The International Archives of the Photogrammetry, Remote Sensing and Spatial Information Sciences
Publications Copernicus
Articles | Volume XLIII-B3-2020
Int. Arch. Photogramm. Remote Sens. Spatial Inf. Sci., XLIII-B3-2020, 423–428, 2020
Int. Arch. Photogramm. Remote Sens. Spatial Inf. Sci., XLIII-B3-2020, 423–428, 2020

  21 Aug 2020

21 Aug 2020


D. Hong1,2, J. Yao1,3,4, X. Wu5, J. Chanussot6, and X. Zhu1,3 D. Hong et al.
  • 1Remote Sensing Technology Institute (IMF), German Aerospace Center (DLR), 82234 Wessling, Germany
  • 2Univ. Grenoble Alpes, CNRS, Grenoble INP, GIPSA-lab, 38000 Grenoble, France
  • 3Signal Processing in Earth Observation (SiPEO), Technical University of Munich (TUM), 80333 Munich, Germany
  • 4School of Mathematics and Statistics, Xi’an Jiaotong University, 710049 Xi’an, China
  • 5School of Information and Electronics, Beijing Institute of Technology (BIT), 100081 Beijing, China
  • 6Univ. Grenoble Alpes, INRIA, CNRS, Grenoble INP, GIPSA-lab, 38000 Grenoble, France

Keywords: classification, embedding, hyperspectral data, manifold learning, remote sensing, spatial-spectral

Abstract. In recent years, hyperspectral imaging, also known as imaging spectroscopy, has been paid an increasing interest in geoscience and remote sensing community. Hyperspectral imagery is characterized by very rich spectral information, which enables us to recognize the materials of interest lying on the surface of the Earth more easier. We have to admit, however, that high spectral dimension inevitably brings some drawbacks, such as expensive data storage and transmission, information redundancy, etc. Therefore, to reduce the spectral dimensionality effectively and learn more discriminative spectral low-dimensional embedding, in this paper we propose a novel hyperspectral embedding approach by simultaneously considering spatial and spectral information, called spatial-spectral manifold embedding (SSME).
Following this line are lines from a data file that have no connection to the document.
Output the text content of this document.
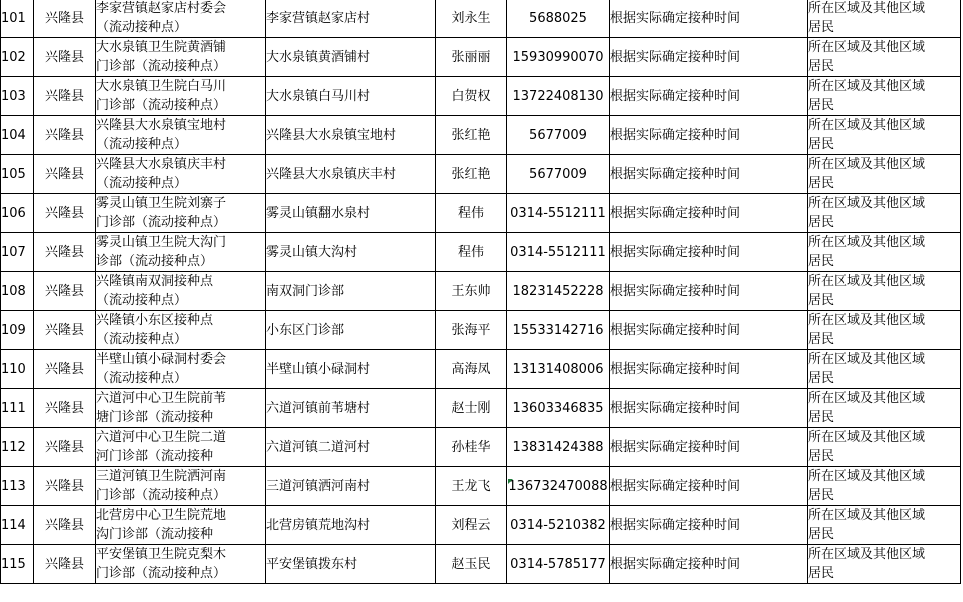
101	兴隆县	李家营镇赵家店村委会
（流动接种点）	李家营镇赵家店村	刘永生	5688025	根据实际确定接种时间	所在区域及其他区域
居民

102	兴隆县	大水泉镇卫生院黄酒铺
门诊部（流动接种点）	大水泉镇黄酒铺村	张丽丽	15930990070	根据实际确定接种时间	所在区域及其他区域
居民

103	兴隆县	大水泉镇卫生院白马川
门诊部（流动接种点）	大水泉镇白马川村	白贺权	13722408130	根据实际确定接种时间	所在区域及其他区域
居民

104	兴隆县	兴隆县大水泉镇宝地村
（流动接种点）	兴隆县大水泉镇宝地村	张红艳	5677009	根据实际确定接种时间	所在区域及其他区域
居民

105	兴隆县	兴隆县大水泉镇庆丰村
（流动接种点）	兴隆县大水泉镇庆丰村	张红艳	5677009	根据实际确定接种时间	所在区域及其他区域
居民

106	兴隆县	雾灵山镇卫生院刘寨子
门诊部（流动接种点）	雾灵山镇翻水泉村	程伟	0314-5512111	根据实际确定接种时间	所在区域及其他区域
居民

107	兴隆县	雾灵山镇卫生院大沟门
诊部（流动接种点）	雾灵山镇大沟村	程伟	0314-5512111	根据实际确定接种时间	所在区域及其他区域
居民

108	兴隆县	兴隆镇南双洞接种点
（流动接种点）	南双洞门诊部	王东帅	18231452228	根据实际确定接种时间	所在区域及其他区域
居民

109	兴隆县	兴隆镇小东区接种点
（流动接种点）	小东区门诊部	张海平	15533142716	根据实际确定接种时间	所在区域及其他区域
居民

110	兴隆县	半壁山镇小碌洞村委会
（流动接种点）	半壁山镇小碌洞村	高海凤	13131408006	根据实际确定接种时间	所在区域及其他区域
居民

111	兴隆县	六道河中心卫生院前苇
塘门诊部（流动接种	六道河镇前苇塘村	赵士刚	13603346835	根据实际确定接种时间	所在区域及其他区域
居民

112	兴隆县	六道河中心卫生院二道
河门诊部（流动接种	六道河镇二道河村	孙桂华	13831424388	根据实际确定接种时间	所在区域及其他区域
居民

113	兴隆县	三道河镇卫生院洒河南
门诊部（流动接种点）	三道河镇洒河南村	王龙飞	136732470088	根据实际确定接种时间	所在区域及其他区域
居民

114	兴隆县	北营房中心卫生院荒地
沟门诊部（流动接种	北营房镇荒地沟村	刘程云	0314-5210382	根据实际确定接种时间	所在区域及其他区域
居民

115	兴隆县	平安堡镇卫生院克梨木
门诊部（流动接种点）	平安堡镇拨东村	赵玉民	0314-5785177	根据实际确定接种时间	所在区域及其他区域
居民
Beyond the pixel-wise spectral embedding approaches, SSME models the spatial and spectral information jointly in a patch-based fashion. SSME not only learns the spectral embedding by using the adjacency matrix obtained by similarity measurement between spectral signatures, but also models the spatial neighbours of a target pixel in hyperspectral scene by sharing the same weights (or edges) in the process of learning embedding. Classification is explored as a potential strategy to quantitatively evaluate the performance of learned embedding representations. Classification is explored as a potential application for quantitatively evaluating the performance of these hyperspectral embedding algorithms. Extensive experiments conducted on the widely-used hyperspectral datasets demonstrate the superiority and effectiveness of the proposed SSME as compared to several state-of-the-art embedding methods.